Accordingly, we also used ANNs to successfully build a risk prediction model of VIN. However, compared with logistic regression analysis, ANNs have several disadvantages. Firstly, ANNs have a ‘black box’ nature; that is, ANNs cannot explain any insights into the structure of the function being approximated [44]. This is in contrast with a logistic regression model that can provide such information.
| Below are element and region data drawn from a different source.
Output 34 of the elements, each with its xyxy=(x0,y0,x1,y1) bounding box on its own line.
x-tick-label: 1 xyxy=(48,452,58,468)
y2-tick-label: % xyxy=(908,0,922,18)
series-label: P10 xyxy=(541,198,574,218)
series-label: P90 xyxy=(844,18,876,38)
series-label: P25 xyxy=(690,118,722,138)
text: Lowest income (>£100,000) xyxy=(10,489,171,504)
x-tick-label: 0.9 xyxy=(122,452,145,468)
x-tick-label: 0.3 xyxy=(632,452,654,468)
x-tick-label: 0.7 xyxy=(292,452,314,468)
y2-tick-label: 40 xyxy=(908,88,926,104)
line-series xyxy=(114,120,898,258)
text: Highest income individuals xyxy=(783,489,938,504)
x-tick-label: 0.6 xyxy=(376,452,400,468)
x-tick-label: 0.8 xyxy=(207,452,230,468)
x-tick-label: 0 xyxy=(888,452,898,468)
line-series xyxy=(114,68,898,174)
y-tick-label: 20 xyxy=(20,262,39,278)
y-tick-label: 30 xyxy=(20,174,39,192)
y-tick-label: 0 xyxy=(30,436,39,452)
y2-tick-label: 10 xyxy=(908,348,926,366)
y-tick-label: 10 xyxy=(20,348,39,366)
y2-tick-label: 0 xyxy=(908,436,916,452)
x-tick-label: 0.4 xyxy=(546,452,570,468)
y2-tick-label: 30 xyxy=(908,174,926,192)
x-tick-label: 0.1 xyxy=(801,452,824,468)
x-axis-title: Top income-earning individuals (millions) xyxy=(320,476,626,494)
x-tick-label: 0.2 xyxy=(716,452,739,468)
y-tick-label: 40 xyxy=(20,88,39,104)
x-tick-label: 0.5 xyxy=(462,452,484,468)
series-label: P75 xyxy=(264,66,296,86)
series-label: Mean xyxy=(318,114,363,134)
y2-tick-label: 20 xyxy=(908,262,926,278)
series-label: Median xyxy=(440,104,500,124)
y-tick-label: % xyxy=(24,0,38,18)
Secondly, ANNs have a risk of overtraining and a possibility of overfitting the model, which may provide an overconfident prediction [45]. Finally, for clinical applications, ANNs require special statistical analysis software. Thus, it would currently be difficult to use our models widely. However, Pergialiotis V et al. explained that these problems can be solved using a larger number of patients (except for requiring the special statistical analysis software) because although a small dataset may not be applicable to large cohorts, the reverse is always possible [2]. Thus, establishment of larger databases, such as one in a multi-centre study, is necessary for the construction of safer ANN models.

Our study had several limitations. First, this study was conducted at a single centre. Second, factors that have been reported previously, such as septic shock, history of acute kidney injury and acute physiology and chronic health evaluation II scores, could not be evaluated [1618]. In addition, risk factors of concomitant medications and residence in ICU were extracted during the administration period, and trough concentrations were evaluated using average values. Thus, our models included factors that could not be evaluated at the time of use. However, this study aimed to validate ANNs for the prediction of ADRs, so we thought that our study design was the best.

In this study, the ANN model predicting VIN exhibited good predictive performance. Thus, our results indicate the usefulness of ANNs as risk prediction models of ADRs for individual patients in clinical practice. These models would enable clinician and pharmacists to predict ADRs and to easily make decisions such as drug selections. Furthermore, some advanced ANN algorithms, such as recurrent neural network [7,8], can also be employed for this purpose in future. Thus, by performing multi-centre study and using advanced ANN algorithms, reliable risk prediction models need to be built.